Membro del comitato che promosse il patto di Roma nel 1872 e, nel 1879, della commissione esecutiva della lega della democrazia, al momento della salita al potere di A. Depretis condivise l’atteggiamento di quei settori d’opposizione che, per dirla con A. Bertani, guardavano con vigilante fiducia, presto tradotta in sostanziale delusione, all’operato della Sinistra al governo.
Per contro, anche in ambito locale la politica attiva all’interno delle istituzioni non rappresentò per lui la dimensione più naturale in cui esprimersi e solo nei suoi ultimi anni, su sollecitazione degli amici, accettò di sedere nel Consiglio comunale di Milano dal 1889 al 1894 e dal 1898 al 1902.
Ormai molto malato, Missori morì a Milano il 25 marzo 1911.
I suoi funerali videro una grande partecipazione e oltre ai gruppi politici e alla figure istituzionali si poteva riconoscere nel corteo funebre una rappresentanza dei Martinitt, l’orfanotrofio milanese di cui era stato soprintendente. Come auspicava A. Comandini nel necrologio dedicatogli ne L’Illustrazione italiana, le volontà del Missori vennero rispettate e la sua salma ebbe «la fiamma purificatrice negata a Garibaldi!». L’11 giugno 1929, nel centenario della nascita, le ceneri del Missori furono trasportate nel famedio del cimitero Monumentale che tuttora le custodisce.
Nella sua Milano la memoria del Missori si associa innanzitutto alle carte donate a quel Museo del Risorgimento che lo ebbe tra i fondatori.
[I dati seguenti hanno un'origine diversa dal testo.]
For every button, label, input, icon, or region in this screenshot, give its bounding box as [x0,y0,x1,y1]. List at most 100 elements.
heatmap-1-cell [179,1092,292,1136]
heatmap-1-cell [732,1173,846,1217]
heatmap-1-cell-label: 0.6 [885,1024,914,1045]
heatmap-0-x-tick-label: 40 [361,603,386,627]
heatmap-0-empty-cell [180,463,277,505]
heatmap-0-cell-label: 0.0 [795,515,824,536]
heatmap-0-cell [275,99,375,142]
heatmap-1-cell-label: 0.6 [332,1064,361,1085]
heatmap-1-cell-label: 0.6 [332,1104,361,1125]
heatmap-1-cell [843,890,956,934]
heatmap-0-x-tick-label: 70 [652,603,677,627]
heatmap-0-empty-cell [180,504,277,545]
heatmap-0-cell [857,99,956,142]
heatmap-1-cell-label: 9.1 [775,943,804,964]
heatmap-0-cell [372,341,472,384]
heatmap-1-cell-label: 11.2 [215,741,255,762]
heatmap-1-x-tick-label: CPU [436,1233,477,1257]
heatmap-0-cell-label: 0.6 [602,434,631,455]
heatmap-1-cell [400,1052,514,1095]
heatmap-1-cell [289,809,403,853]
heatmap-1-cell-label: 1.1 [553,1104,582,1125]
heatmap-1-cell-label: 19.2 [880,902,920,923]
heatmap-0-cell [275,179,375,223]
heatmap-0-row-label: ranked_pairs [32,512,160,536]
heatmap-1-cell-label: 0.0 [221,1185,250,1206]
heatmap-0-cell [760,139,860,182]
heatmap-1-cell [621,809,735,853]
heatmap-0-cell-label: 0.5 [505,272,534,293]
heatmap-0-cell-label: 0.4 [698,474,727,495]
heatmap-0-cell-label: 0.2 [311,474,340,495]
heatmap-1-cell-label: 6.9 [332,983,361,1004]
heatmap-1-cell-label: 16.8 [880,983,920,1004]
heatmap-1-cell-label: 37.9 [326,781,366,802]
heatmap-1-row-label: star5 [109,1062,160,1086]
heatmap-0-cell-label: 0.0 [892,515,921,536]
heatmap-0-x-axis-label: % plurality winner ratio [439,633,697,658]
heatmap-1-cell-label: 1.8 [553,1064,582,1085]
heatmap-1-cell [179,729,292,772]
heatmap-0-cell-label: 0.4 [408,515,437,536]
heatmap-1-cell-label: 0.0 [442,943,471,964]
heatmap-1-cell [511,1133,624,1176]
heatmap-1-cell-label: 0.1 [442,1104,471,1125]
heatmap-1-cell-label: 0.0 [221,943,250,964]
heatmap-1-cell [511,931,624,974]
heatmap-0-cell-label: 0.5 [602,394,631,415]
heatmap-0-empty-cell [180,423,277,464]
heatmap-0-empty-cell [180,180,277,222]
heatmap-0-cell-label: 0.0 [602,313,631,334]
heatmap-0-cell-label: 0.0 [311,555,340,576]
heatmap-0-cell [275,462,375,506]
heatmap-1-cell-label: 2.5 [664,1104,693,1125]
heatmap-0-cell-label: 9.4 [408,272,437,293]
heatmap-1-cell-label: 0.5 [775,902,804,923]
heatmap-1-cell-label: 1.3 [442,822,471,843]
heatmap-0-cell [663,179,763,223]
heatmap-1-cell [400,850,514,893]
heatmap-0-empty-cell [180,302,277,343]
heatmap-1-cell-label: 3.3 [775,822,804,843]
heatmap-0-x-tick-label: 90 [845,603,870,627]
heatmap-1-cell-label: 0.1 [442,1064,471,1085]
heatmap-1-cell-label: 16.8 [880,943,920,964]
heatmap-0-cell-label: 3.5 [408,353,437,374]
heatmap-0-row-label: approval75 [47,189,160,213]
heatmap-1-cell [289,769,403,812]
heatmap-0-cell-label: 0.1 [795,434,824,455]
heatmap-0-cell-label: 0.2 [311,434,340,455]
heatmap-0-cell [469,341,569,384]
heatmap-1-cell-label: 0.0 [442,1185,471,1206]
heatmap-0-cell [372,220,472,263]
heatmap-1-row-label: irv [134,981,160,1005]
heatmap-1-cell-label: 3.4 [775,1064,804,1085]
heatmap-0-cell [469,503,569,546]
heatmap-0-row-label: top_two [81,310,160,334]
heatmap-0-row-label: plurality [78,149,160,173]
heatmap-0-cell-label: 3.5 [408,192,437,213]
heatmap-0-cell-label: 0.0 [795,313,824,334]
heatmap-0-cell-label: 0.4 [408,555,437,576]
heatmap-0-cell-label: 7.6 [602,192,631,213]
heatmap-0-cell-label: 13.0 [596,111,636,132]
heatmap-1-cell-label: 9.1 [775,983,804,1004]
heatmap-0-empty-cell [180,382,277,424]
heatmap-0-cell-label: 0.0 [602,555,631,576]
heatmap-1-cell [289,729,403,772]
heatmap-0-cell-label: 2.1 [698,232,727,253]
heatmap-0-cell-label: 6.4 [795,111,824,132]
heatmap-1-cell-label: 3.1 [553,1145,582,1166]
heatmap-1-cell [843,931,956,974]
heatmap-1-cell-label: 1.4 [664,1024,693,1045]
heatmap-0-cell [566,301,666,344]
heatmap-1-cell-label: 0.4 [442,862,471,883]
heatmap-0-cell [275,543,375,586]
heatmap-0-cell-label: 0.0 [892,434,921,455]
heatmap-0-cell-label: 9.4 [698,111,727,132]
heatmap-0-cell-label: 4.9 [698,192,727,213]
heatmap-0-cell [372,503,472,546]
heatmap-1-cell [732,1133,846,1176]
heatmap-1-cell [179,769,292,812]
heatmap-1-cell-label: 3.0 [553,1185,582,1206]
Ma già il 7 maggio 1916 venne inaugurato in piazza S. Giovanni in Conca, da allora ribattezzata piazza Missori, una statua realizzata da R. Ripamonti che lo ritrae immancabilmente a cavallo. In quell’occasione fu scelto come oratore ufficiale un altro garibaldino milanese, anch’egli reduce dei Mille, R. Luzzatto, figura di spicco del radicalismo e dell’interventismo democratico. Nelle sue parole la figura del Missori veniva recuperata con evidenti finalità attualizzanti: diventava non solo l’incarnazione del soldato che combatte per il popolo contro la tirannide, ma dell’uomo che prende le armi costrettovi da circostanze storiche in cui la prepotenza impone di battersi non per opprimere ma per difendere. Per Luzzatto – che interpretò il primo conflitto mondiale come compimento del Risorgimento – la storia pareva ripetersi e, per usare le sue parole, lo spirito del Missori saliva metaforicamente l’erta del Carso.